Mais uma vez, partidos e parlamentares deixaram diferenças ideológicas de lado em torno de uma causa comum – e própria: o sonho de abocanhar R$ 3,8 bilhões do contribuinte brasileiro e usar todo esse dinheiro nas eleições municipais do ano que vem. Um grupo de 13 partidos, do Centrão, da direita e da esquerda, pediu o aumento do fundo eleitoral para R$ 4 bilhões; o presidente Jair Bolsonaro havia vetado o trecho da minirreforma eleitoral que permitiria a elevação do valor do fundo, mas o Congresso derrubou o veto, deixando aberta a porta para o aumento. A quantia prevista inicialmente pelo governo era de R$ 2 bilhões, mas o relatório preliminar do deputado Domingos Neto (PSD-CE) contemplou a fome dos partidos e foi aprovado em votação simbólica na Comissão Mista de Orçamento.
Para subir o valor destinado aos partidos, o relator não teve o menor pudor em retirar recursos de várias áreas, incluindo três delas que são vitais para o país, “cortando dos recursos das emendas de bancada”, afirmou.

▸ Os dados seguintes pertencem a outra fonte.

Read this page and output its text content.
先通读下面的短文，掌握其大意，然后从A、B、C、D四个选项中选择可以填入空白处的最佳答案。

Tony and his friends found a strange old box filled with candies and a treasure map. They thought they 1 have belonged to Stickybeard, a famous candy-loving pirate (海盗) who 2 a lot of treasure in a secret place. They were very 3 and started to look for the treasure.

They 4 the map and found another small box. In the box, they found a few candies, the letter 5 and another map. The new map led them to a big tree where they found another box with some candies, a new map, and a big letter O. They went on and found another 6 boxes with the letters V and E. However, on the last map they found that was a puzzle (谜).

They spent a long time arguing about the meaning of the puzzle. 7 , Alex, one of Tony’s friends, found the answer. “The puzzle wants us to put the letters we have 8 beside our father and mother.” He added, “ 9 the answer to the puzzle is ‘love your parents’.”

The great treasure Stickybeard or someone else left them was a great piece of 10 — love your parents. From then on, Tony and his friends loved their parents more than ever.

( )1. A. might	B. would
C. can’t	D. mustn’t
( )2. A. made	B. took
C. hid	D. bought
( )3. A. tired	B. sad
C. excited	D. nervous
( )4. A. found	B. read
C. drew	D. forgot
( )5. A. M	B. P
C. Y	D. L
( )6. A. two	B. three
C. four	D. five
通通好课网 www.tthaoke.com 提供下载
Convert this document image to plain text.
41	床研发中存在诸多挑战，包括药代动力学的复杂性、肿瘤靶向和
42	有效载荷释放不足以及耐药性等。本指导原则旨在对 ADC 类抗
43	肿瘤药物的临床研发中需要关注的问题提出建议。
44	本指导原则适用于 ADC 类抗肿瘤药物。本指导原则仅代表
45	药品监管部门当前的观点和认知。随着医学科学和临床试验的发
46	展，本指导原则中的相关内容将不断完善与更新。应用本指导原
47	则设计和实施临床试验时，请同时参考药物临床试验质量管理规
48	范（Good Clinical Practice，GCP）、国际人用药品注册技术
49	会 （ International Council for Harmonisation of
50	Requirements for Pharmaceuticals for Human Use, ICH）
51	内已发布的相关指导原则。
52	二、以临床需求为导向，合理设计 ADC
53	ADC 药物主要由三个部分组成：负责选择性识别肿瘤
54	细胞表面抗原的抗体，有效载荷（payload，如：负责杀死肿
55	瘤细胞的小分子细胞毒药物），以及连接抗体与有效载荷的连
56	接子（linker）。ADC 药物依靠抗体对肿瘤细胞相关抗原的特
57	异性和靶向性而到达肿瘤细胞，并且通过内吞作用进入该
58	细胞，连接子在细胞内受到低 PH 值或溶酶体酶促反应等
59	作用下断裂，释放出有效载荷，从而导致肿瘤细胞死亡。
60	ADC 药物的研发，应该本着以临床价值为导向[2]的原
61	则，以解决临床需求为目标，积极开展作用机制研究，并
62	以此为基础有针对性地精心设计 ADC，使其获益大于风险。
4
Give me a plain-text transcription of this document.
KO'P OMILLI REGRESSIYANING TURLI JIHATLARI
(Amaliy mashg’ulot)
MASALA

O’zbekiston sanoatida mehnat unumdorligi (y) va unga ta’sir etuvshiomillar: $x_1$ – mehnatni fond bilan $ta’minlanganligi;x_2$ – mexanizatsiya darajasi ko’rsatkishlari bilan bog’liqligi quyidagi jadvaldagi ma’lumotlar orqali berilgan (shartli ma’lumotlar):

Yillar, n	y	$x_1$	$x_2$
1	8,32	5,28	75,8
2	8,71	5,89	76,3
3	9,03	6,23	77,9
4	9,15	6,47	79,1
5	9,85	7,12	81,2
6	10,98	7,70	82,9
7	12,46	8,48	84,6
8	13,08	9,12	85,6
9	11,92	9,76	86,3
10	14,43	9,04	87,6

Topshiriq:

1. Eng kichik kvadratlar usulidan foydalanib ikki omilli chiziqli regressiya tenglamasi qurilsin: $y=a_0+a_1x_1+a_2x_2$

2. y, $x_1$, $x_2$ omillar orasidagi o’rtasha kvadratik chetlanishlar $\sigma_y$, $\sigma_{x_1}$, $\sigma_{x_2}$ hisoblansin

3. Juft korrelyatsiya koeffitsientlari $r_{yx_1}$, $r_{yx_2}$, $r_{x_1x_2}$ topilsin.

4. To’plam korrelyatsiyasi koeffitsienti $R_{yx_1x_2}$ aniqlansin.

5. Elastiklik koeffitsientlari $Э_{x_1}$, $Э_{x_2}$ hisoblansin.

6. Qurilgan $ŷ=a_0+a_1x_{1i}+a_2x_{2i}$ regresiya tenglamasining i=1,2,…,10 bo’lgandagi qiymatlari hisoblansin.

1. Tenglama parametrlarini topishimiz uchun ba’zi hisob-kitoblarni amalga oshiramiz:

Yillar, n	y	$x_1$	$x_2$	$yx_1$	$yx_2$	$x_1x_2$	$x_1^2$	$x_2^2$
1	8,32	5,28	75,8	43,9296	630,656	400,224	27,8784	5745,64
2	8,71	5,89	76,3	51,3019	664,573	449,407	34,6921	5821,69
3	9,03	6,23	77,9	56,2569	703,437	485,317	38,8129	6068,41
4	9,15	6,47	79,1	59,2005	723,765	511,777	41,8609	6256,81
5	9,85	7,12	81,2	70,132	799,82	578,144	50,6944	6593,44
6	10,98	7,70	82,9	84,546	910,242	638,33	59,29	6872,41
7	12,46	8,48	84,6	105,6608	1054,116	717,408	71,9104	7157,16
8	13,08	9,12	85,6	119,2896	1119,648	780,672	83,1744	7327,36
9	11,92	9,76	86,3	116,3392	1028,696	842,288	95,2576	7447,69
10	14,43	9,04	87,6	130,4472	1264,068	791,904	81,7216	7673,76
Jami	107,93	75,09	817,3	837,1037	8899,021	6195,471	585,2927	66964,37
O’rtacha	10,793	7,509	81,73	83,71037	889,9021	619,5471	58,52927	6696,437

A saúde deixaria de contar com R$ 500 milhões, incluindo R$ 70 milhões do Farmácia Popular. A infraestrutura perderia R$ 380 milhões, parte deles destinados ao saneamento básico e ao Minha Casa, Minha Vida. A educação ficaria sem R$ 280 milhões. Ainda assim, o presidente da Câmara, Rodrigo Maia (DEM-RJ; seu partido foi um dos signatários do pedido pelo aumento do fundo), diz esperar que a sociedade “compreenda” esse remanejamento de recursos para bancar campanhas eleitorais.
Partidos políticos devem ser financiados única e exclusivamente com os recursos vindos de seus filiados ou oferecidos voluntariamente por quem neles acredita
Maia afirmou que “nas democracias, as eleições precisam ser financiadas, e o financiamento privado está vedado. É preciso construir no financiamento público”. De fato, disputar eleições tem seu custo. Mas, ao contrário do que diz o deputado, o financiamento privado não está nem de longe vedado – o que está proibido são apenas as doações de pessoas jurídicas. Nada impede os cidadãos de doarem recursos para os candidatos e partidos de sua preferência; a dificuldade, aqui, é meramente cultural, já que este tipo de contribuição não é um hábito do brasileiro. O financiamento público defendido por Maia é nada mais que um acinte, que força o cidadão a bancar, indiretamente, pessoas, partidos e plataformas com as quais não concorda, e que pode até mesmo rejeitar visceralmente, enquanto retira dinheiro de outras áreas e serviços. Partidos políticos devem ser financiados única e exclusivamente com os recursos vindos de seus filiados ou oferecidos voluntariamente por quem neles acredita.
Também não faz sentido outro argumento utilizado pelos defensores da ampliação do fundo, o de que eleições para prefeitos e vereadores têm muito mais candidatos. Numericamente, isto é um fato: segundo dados da Justiça Eleitoral, em 2018 houve 26.085 candidatos a presidente da República, vice-presidente, governador, vice-governador, senador, suplente de senador, deputado federal, deputado estadual e deputado distrital. Em 2016, os candidatos a prefeito, vice e vereadores foram 469.165 – ou seja, 18 vezes mais candidatos. No entanto, campanhas municipais são infinitamente mais baratas que campanhas estaduais ou nacionais. Ninguém precisa sair dos confins do próprio município à busca de votos, e a maioria das cidades nem tem horário eleitoral na televisão. Além disso, as eleições de 2018 mostraram que é possível conduzir campanhas bem-sucedidas sem usar um centavo de fundos públicos.
O texto definitivo de Domingos Neto deve passar por mais uma votação em comissão e, em 17 de dezembro, será votado pelo plenário do Congresso. Com o apoio formal de legendas que, somadas, correspondem a 80% dos parlamentares, é praticamente impossível que o Congresso desista de tamanho absurdo, deixando para o presidente Jair Bolsonaro – ele mesmo um caso de campanha vitoriosa sem uso do fundo eleitoral – a responsabilidade de frear o que já seria um abuso inaceitável em tempos de prosperidade, mas que se torna ainda mais grave pelo momento complicado que o país vive na economia.